Наш разговор со Штейнзальцем записал на диктофон. Однако воспроизвести запись оказалось невозможно. Сначала я решил, что это дефект пленки. Но потом прочитал рассказ журналистки, бравшей у Штейнзальца интервью: «Как обидно, что наша беседа осталась только в моей памяти. Магнитофон запечатлел молчание».


* * *

Мама умерла пять лет назад. Ей шел девяностый год. Но она хотела и могла жить еще долго. Она застенчиво делилась со мной историями о людях, которые легко перешагнули столетний рубеж. А я с удовольствием подтверждал: «Так будет и с тобой». Никаких «страшных» болезней у нее не было. По статистике, явно неточной, причиной сорока процентов смертей в США являются врачебные ошибки. Ошибка, погубившая маму, состояла прежде всего в том, что ей в течение двадцати лет выписывали болеутоляющее средство — вайкодин. Это лекарство заглушало сильные артритные боли. Но оно приводит к галлюцинациям. Мама вдруг стала подолгу говорить со своей маленькой правнучкой, глядя на ее портрет. Та, разумеется, в это время находилась за много километров от прабабки. Еще казалось ей: на декоративном балкончике квартиры танцуют цыгане. И кто-то заглядывает в комнату через глазок входной двери. Я не раз беседовал об этом с маминым врачом. Та успокаивала: «Не удивляюсь. Восемьдесят процентов моих пациентов — в подобном состоянии. Давайте я угадаю, что мерещится вашей маме?» В самом деле — угадывала. Одновременно почему-то лгала: «Лекарств от этого пока не придумали».

За пару месяцев до смерти мама стала путать меня с покойным мужем, моим отцом. «Лева, — спокойно обращалась ко мне, — что у тебя нового?» Лева, на которого я вправду стал очень похож, уже тридцать пять лет лежал на кладбище. «Это Евсей, твой сын». Мама лукаво улыбалась. Она явно пыталась пробиться к истине. И — не могла. Спрашивала назавтра: «Так кто же ко мне пришел — мой сын или муж?»

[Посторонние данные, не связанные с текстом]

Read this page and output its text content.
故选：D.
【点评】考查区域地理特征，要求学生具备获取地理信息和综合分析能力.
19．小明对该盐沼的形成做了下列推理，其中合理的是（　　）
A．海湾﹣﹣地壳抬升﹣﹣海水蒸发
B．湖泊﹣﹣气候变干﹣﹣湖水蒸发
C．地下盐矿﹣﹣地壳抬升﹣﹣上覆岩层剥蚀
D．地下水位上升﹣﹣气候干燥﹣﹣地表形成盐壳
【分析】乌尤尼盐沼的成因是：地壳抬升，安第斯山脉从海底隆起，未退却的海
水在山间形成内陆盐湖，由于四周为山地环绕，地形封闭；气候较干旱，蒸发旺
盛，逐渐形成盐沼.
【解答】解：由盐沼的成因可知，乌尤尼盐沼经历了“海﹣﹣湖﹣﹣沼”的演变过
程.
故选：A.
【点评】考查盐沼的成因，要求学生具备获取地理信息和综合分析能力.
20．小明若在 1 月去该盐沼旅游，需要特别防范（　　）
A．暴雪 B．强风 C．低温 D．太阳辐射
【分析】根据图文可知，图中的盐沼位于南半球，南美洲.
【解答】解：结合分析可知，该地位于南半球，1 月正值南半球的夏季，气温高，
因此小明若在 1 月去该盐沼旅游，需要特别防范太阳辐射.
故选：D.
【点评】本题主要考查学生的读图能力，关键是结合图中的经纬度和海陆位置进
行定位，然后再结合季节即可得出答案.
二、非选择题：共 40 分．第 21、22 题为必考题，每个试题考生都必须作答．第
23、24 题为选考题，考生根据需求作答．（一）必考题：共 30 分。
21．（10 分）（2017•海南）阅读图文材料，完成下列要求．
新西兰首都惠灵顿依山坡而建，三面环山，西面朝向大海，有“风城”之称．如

Потом сознание прояснилось. Но иногда в госпитале, когда проверяли пациентку на вменяемость, не могла вспомнить свое имя. Называла другое. Видимо, более отвечающее ее внутренней, глубинной сути. Мама родилась в 1926-м, ее назвали: Нинель. Я не сразу понял, что это перевернутое: ленин. Сама она, кстати, на этот произвол родителей не жаловалась.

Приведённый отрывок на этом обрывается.